Team member: Matthew Dixon
Gametocyte maturation and development is critical for survival within the host and disease transmission. Inhibition of this development would ablate disease transmission. This transformation sees an amoeboid-shaped asexual stage parasite morph into a banana-shaped sexual stage parasite, which is essential to disease transmission.
Despite the importance of this stage of the parasite we understand very little about its unique biology.
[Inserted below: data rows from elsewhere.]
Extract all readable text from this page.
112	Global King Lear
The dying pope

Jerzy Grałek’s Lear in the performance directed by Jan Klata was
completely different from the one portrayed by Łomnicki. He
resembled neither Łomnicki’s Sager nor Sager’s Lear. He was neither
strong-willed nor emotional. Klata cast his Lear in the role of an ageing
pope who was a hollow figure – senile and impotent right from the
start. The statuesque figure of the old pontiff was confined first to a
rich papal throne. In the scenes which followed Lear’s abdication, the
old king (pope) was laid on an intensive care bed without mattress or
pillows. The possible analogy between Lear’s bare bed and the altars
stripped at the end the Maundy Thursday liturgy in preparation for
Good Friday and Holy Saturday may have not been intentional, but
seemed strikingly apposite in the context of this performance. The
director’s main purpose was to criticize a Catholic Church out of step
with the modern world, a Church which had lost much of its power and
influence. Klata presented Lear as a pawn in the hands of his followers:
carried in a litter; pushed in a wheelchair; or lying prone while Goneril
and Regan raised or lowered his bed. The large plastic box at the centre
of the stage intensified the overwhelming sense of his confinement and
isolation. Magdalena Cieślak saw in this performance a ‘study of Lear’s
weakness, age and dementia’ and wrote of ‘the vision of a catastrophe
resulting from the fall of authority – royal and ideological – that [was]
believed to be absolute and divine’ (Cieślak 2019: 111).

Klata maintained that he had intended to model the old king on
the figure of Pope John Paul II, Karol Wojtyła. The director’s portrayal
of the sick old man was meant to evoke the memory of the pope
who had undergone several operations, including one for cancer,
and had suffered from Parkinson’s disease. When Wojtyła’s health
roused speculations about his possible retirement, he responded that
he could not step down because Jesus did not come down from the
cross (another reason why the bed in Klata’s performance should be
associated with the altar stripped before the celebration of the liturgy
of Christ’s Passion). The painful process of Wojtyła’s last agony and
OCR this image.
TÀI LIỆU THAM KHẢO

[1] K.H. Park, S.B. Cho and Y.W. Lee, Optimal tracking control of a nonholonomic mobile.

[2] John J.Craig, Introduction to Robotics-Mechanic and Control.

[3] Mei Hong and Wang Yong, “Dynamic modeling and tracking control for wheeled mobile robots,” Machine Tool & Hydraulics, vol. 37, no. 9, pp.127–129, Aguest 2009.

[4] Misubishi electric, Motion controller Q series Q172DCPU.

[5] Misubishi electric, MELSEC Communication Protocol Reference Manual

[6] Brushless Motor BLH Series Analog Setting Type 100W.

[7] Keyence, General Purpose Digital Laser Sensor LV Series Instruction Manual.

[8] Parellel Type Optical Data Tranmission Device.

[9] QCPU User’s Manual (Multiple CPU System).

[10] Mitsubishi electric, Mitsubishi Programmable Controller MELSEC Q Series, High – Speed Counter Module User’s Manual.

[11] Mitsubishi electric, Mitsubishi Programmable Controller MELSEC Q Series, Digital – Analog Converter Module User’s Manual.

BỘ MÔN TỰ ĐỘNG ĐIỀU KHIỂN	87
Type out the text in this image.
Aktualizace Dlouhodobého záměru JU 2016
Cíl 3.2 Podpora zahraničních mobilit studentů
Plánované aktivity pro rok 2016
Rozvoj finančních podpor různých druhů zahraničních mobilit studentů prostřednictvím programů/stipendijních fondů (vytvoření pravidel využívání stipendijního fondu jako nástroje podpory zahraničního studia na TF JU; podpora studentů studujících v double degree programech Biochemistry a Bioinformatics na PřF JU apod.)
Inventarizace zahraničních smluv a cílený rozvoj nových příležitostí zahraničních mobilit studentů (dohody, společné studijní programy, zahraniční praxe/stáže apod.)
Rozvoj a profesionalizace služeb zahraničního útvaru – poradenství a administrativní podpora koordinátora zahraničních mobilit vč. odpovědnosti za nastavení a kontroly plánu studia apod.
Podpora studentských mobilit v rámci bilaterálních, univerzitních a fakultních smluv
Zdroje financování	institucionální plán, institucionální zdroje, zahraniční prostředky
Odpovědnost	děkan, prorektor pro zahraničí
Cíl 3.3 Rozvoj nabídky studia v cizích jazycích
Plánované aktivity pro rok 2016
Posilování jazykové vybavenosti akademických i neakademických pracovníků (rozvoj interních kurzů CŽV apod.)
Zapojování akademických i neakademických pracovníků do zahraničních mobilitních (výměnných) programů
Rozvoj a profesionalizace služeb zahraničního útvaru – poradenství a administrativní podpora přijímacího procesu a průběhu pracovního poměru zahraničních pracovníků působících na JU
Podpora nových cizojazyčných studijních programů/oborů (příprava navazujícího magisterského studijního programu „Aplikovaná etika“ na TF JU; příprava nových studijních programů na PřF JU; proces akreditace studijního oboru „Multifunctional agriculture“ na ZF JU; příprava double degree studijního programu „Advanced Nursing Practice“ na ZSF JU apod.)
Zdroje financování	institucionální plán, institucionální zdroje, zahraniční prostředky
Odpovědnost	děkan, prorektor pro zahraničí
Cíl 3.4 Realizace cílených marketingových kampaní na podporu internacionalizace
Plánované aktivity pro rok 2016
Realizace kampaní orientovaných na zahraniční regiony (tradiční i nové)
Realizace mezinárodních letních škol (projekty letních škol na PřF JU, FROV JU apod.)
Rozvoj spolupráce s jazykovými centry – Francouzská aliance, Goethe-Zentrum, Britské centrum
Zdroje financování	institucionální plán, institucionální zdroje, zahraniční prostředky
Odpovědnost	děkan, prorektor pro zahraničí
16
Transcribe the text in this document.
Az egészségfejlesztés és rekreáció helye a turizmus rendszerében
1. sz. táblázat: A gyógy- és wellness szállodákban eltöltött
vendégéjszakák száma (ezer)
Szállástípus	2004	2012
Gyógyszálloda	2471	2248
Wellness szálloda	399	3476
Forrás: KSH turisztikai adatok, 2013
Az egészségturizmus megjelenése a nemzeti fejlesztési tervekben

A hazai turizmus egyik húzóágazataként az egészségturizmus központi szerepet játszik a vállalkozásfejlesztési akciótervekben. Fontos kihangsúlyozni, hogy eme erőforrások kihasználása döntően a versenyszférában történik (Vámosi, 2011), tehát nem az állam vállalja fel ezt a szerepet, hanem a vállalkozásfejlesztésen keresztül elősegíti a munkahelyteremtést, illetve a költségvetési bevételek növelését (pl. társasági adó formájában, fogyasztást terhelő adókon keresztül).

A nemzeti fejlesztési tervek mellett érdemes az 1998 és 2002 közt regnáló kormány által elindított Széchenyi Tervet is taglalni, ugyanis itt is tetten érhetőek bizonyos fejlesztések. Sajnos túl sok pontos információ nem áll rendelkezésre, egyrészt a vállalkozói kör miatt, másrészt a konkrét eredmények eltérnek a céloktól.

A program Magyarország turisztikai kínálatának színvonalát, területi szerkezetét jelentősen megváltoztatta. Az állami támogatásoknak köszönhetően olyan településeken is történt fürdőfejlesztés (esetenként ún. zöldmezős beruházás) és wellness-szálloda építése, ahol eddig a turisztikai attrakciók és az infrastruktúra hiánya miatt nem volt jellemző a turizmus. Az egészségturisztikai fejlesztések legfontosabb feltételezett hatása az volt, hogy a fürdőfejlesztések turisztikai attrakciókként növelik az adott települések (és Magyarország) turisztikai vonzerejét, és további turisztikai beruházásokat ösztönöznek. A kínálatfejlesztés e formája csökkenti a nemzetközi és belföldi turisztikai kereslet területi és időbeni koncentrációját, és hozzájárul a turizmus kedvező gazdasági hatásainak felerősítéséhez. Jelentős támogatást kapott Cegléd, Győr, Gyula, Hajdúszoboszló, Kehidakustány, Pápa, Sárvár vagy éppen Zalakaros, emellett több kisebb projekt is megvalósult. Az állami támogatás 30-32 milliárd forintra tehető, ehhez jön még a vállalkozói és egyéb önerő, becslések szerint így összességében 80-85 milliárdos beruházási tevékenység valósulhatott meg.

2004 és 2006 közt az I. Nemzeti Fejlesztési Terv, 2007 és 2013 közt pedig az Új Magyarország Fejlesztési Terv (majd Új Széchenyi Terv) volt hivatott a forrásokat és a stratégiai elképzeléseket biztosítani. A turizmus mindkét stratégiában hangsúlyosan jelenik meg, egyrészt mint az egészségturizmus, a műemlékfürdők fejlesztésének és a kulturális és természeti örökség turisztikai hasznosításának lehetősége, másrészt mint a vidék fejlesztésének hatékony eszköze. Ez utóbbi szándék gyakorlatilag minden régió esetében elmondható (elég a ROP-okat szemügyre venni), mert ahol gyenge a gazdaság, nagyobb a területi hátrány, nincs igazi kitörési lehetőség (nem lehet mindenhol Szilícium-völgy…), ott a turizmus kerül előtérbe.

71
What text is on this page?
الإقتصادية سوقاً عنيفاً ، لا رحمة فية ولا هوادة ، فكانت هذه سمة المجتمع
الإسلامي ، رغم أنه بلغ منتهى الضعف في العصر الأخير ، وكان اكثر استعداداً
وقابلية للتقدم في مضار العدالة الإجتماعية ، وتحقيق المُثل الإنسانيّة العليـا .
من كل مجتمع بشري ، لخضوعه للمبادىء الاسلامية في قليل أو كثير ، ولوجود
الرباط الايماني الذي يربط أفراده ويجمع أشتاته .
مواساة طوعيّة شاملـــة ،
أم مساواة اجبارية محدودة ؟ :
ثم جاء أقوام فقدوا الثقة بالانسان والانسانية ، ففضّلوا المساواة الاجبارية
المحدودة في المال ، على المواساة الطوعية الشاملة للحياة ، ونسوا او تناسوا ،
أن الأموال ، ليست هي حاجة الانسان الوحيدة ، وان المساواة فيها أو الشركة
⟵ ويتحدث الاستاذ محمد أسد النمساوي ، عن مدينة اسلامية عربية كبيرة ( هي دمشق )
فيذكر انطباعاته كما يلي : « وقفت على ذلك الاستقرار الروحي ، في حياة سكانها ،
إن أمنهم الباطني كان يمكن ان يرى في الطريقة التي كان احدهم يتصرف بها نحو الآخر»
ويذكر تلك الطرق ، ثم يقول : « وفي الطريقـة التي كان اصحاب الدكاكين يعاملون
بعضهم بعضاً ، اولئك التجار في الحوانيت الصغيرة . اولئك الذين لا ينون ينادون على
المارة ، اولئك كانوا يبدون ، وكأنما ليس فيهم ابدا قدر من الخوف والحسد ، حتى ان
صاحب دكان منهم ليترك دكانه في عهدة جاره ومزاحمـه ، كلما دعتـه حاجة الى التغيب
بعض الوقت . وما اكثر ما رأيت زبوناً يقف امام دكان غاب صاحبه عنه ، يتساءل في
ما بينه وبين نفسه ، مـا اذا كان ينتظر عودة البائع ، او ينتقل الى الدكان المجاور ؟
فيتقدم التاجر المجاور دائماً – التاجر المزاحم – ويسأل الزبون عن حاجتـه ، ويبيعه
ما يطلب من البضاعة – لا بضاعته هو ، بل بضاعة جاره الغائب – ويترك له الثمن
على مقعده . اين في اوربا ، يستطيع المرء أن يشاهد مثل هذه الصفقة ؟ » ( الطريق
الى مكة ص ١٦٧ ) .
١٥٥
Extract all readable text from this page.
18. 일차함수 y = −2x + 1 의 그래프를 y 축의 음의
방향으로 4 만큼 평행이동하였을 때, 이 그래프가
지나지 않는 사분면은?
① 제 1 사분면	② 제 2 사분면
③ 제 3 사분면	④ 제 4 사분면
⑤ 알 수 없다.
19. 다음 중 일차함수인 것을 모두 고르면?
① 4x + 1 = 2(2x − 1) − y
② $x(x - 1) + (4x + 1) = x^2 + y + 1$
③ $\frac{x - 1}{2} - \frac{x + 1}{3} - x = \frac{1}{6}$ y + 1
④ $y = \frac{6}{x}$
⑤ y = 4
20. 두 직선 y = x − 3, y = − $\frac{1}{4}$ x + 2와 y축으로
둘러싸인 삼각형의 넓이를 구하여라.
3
This unique shape is driven by the assembly of a membrane complex termed the inner membrane complex and the elaboration of a dense microtubule cytoskeleton that drives the unique gametocyte shape.
In this project we are interested in determining the cellular and molecular players driving this shape change and how this influences survival within the host and mosquito transmission.
Team member: Matthew Dixon
The ability of the malaria parasite to survive within the host relies on its ability to renovate its RBC home.
This renovation is facilitated by the export of proteins into the host cell, where they modify the RBC’s properties making them rigid and prone to clearance by the spleen. To avoid clearance the parasite builds a multi-protein complex at the RBC surface called the virulence complex consisting of the knob protein KAHRP and the adhesin (PfEMP1).
We are interested in understanding how this complex is assembled and defining its molecular structure.